GENTE E COISAS DA CIDADE

Ornamentação pitoresca

Lydia Federici

Se bom ou ruim, isso que nos anda a cair, com fartura, do céu, não sei. Cada qual tem uma opinião. Acontece que a mesma pessoa tem até, em alguns casos, duas maneiras diferentes de pensar. Portanto, é deixar o julgamento a cargo de cada um. Sem discutir. Inteligentemente. Aceitando, por exemplo, a alegria dos negociantes que, esfregando as mãos, veem sair, às centenas, as capas de plástico há anos encalhadas no canto mais escondido das prateleiras. Ou a pena com que outros guardam e arrumam os maiôs, as blusas leves, os chapéus estrambóticos de Capri-Brás.
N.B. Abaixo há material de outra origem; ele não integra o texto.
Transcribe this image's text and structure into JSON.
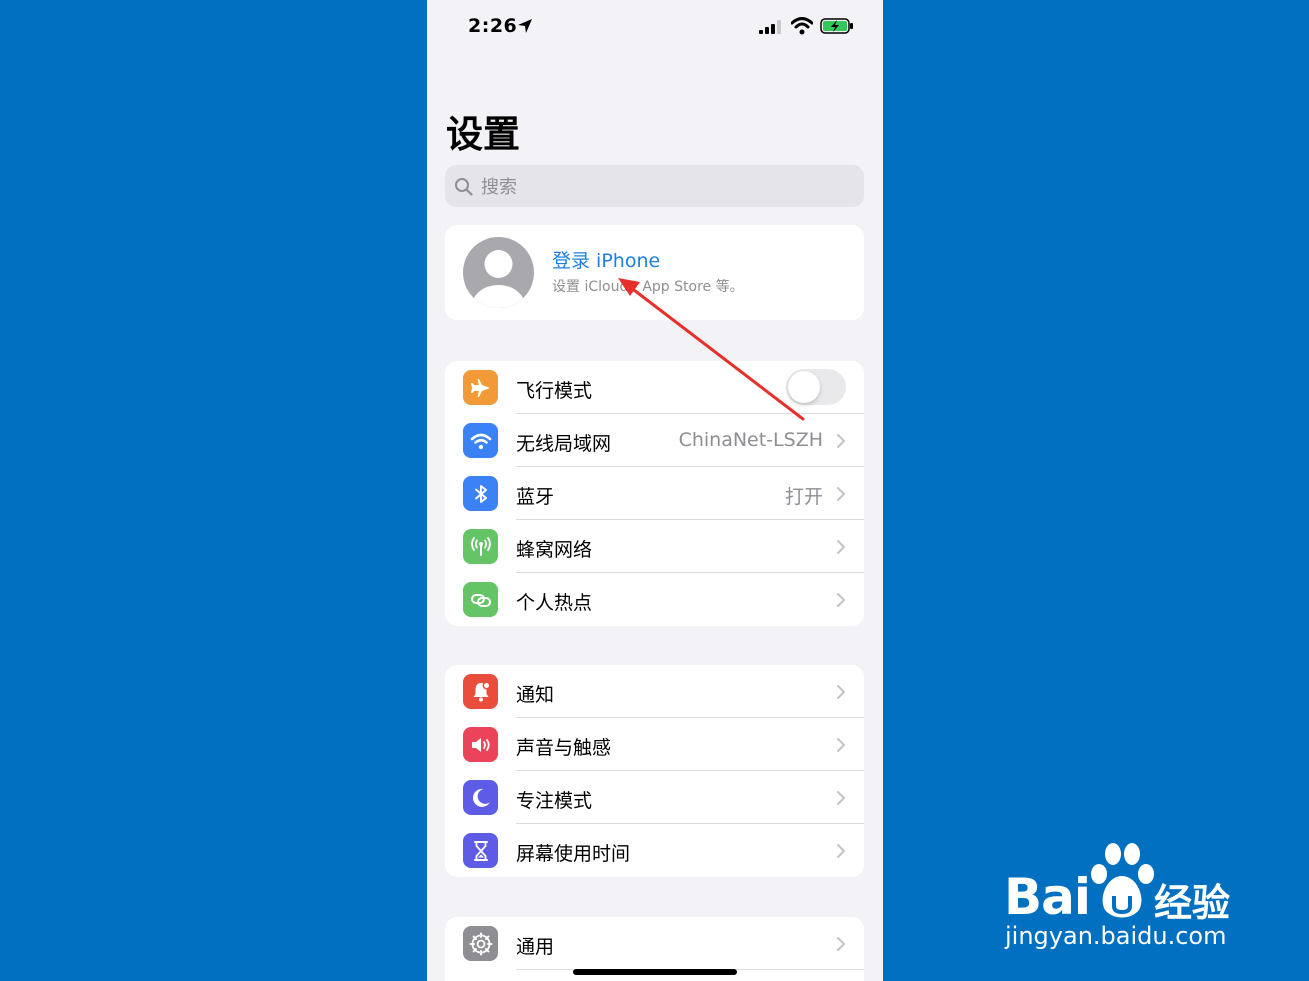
{
  "status_bar": {
    "time": "2:26"
  },
  "page_title": "设置",
  "search": {
    "placeholder": "搜索"
  },
  "account": {
    "title": "登录 iPhone",
    "subtitle": "设置 iCloud、App Store 等。"
  },
  "group1": [
    {
      "label": "飞行模式",
      "icon": "airplane-icon",
      "color": "#f19a37",
      "toggle": false
    },
    {
      "label": "无线局域网",
      "icon": "wifi-icon",
      "color": "#3b82f6",
      "value": "ChinaNet-LSZH"
    },
    {
      "label": "蓝牙",
      "icon": "bluetooth-icon",
      "color": "#3b82f6",
      "value": "打开"
    },
    {
      "label": "蜂窝网络",
      "icon": "antenna-icon",
      "color": "#65c466"
    },
    {
      "label": "个人热点",
      "icon": "hotspot-link-icon",
      "color": "#65c466"
    }
  ],
  "group2": [
    {
      "label": "通知",
      "icon": "bell-icon",
      "color": "#eb4d3d"
    },
    {
      "label": "声音与触感",
      "icon": "speaker-icon",
      "color": "#eb445a"
    },
    {
      "label": "专注模式",
      "icon": "moon-icon",
      "color": "#5e5ce6"
    },
    {
      "label": "屏幕使用时间",
      "icon": "hourglass-icon",
      "color": "#5e5ce6"
    }
  ],
  "group3": [
    {
      "label": "通用",
      "icon": "gear-icon",
      "color": "#8e8e93"
    }
  ],
  "watermark": {
    "brand": "Bai",
    "brand_cn": "经验",
    "url": "jingyan.baidu.com"
  }
}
Se, nos bares, encalha o sorvete, haja, em compensação, a caninha e conhaque para os fregueses habituais e para os caras novos e apressados. Os balconistas de farmácia, com os pés úmidos, não têm um minuto de sossego. Amaldiçoam este tempo, atchim, miserável. Já os donos das drogarias sorriem com estranha beatitude e acham-no muito lucrativo. Isto é, não é isso, mas no fim o que eles pensam é isso mesmo.

O motorneiro impreca contra a falta de limpadores de para-brisas no seu bondeco. "Se carro tem, por que não o elétrico?" Mas no fundo, apesar da pouca visibilidade, sempre encontram um certo conforto em perceber que os motoristas, nas ruas escorregadias, guiam com menos afoiteza. E que não há tanto povo chucro atravessando os trilhos e dançando bem na frente do bonde comportado.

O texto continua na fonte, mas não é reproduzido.